Mikami felt the sudden urge to set them free, both of them.
‘Okay, I’m going to leave now. Just let me know one more thing. Why did Hiyoshi start crying in Amamiya’s house?’
‘That was because . . . he felt responsible.’
‘That’s all?’ Kakinuma grimaced. ‘Urushibara said something to him. Yes?’
‘. . . yes.’
‘What did he say?’
‘It was about Shoko.’
‘Tell me exactly what he said.’
‘He told Hiyoshi that if the worst came to the worst . . . that it was his fault.’
32
Mikami’s foot eased down on the accelerator.
He was heading east on the prefectural highway, having taken his leave of Kakinuma. He was going to visit Amamiya. He didn’t know if the new information was enough to talk him around, but he felt it was enough to warrant a second attempt. The truth was that he wanted to go directly to Urushibara’s in City Q and beat the truth out of the man. He could feel the bile rising in his throat. This wasn’t something he could just build a wall around or keep apart from his emotions. There was anger, but that wasn’t all. He felt dismay, too. They’d had a chance to get the kidnapper’s voice on tape. If they’d succeeded, they could have broadcast it to the nation. They could have used voice fingerprinting to pare down the list of suspects.
He rammed his palm into the steering wheel. One after another, the negative emotions boiled up from within.
The police had messed up their one chance to record the kidnapper’s voice. What would have happened if this had got out to the public at the time? The case had ended in the worst possible way, with the kidnapper making off with the ransom, then with the discovery of Shoko Amamiya’s dead body. The police had, in the course of their investigation, failed to procure evidence that could have led them directly to the perpetrator. The tapes hadn’t moved. There would have been an outcry. Management’s heads would have rolled. Mikami doubted even that would have been enough to quell the fire. For as long as the case remained unsolved, the press would have seized every opportunity to bring up the mistake, continued, regardless of the passage of time, to rub salt on old wounds. The police would face endless condemnation: if only you’d recorded the kidnapper’s voice that time.
And yet . . .
The crime they’d committed was the greater one.
This wasn’t an old injury. The truth that needed to be faced was that the wound was still festering, just hidden under bandages. The police had made an inexcusable mistake during a full-blown kidnapping case then they had systematically covered it up and lied to the public for fourteen years. If something like that was to reach the press, be broadcast all over the news . . .

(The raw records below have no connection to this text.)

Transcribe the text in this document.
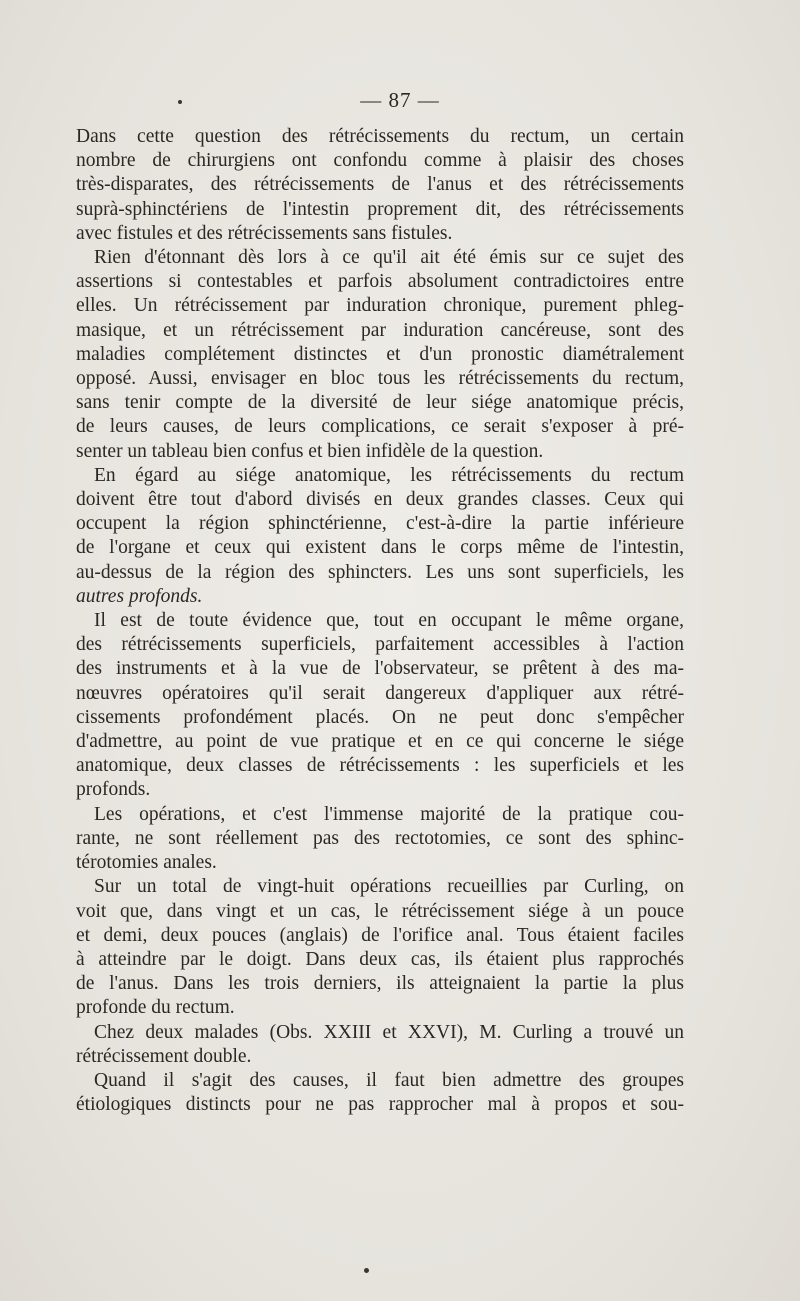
— 87 —
Dans cette question des rétrécissements du rectum, un certain
nombre de chirurgiens ont confondu comme à plaisir des choses
très-disparates, des rétrécissements de l'anus et des rétrécissements
suprà-sphinctériens de l'intestin proprement dit, des rétrécissements
avec fistules et des rétrécissements sans fistules.
Rien d'étonnant dès lors à ce qu'il ait été émis sur ce sujet des
assertions si contestables et parfois absolument contradictoires entre
elles. Un rétrécissement par induration chronique, purement phleg-
masique, et un rétrécissement par induration cancéreuse, sont des
maladies complétement distinctes et d'un pronostic diamétralement
opposé. Aussi, envisager en bloc tous les rétrécissements du rectum,
sans tenir compte de la diversité de leur siége anatomique précis,
de leurs causes, de leurs complications, ce serait s'exposer à pré-
senter un tableau bien confus et bien infidèle de la question.
En égard au siége anatomique, les rétrécissements du rectum
doivent être tout d'abord divisés en deux grandes classes. Ceux qui
occupent la région sphinctérienne, c'est-à-dire la partie inférieure
de l'organe et ceux qui existent dans le corps même de l'intestin,
au-dessus de la région des sphincters. Les uns sont superficiels, les
autres profonds.
Il est de toute évidence que, tout en occupant le même organe,
des rétrécissements superficiels, parfaitement accessibles à l'action
des instruments et à la vue de l'observateur, se prêtent à des ma-
nœuvres opératoires qu'il serait dangereux d'appliquer aux rétré-
cissements profondément placés. On ne peut donc s'empêcher
d'admettre, au point de vue pratique et en ce qui concerne le siége
anatomique, deux classes de rétrécissements : les superficiels et les
profonds.
Les opérations, et c'est l'immense majorité de la pratique cou-
rante, ne sont réellement pas des rectotomies, ce sont des sphinc-
térotomies anales.
Sur un total de vingt-huit opérations recueillies par Curling, on
voit que, dans vingt et un cas, le rétrécissement siége à un pouce
et demi, deux pouces (anglais) de l'orifice anal. Tous étaient faciles
à atteindre par le doigt. Dans deux cas, ils étaient plus rapprochés
de l'anus. Dans les trois derniers, ils atteignaient la partie la plus
profonde du rectum.
Chez deux malades (Obs. XXIII et XXVI), M. Curling a trouvé un
rétrécissement double.
Quand il s'agit des causes, il faut bien admettre des groupes
étiologiques distincts pour ne pas rapprocher mal à propos et sou-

That thought alone was horrific. However fatal, their failure to make the recording was still nothing more than an error. Covering it up had been a deliberate act. And they had gone so far as to hide a call from the kidnapper, crushing in their hands information that could have been fundamental to the case. It was a criminal act, unworthy of any investigative body. The Prefectural HQ would have no means of defence if the truth came out. It would suffer attacks that were of a different magnitude to the censure it would have received if it had first confessed to its mistake.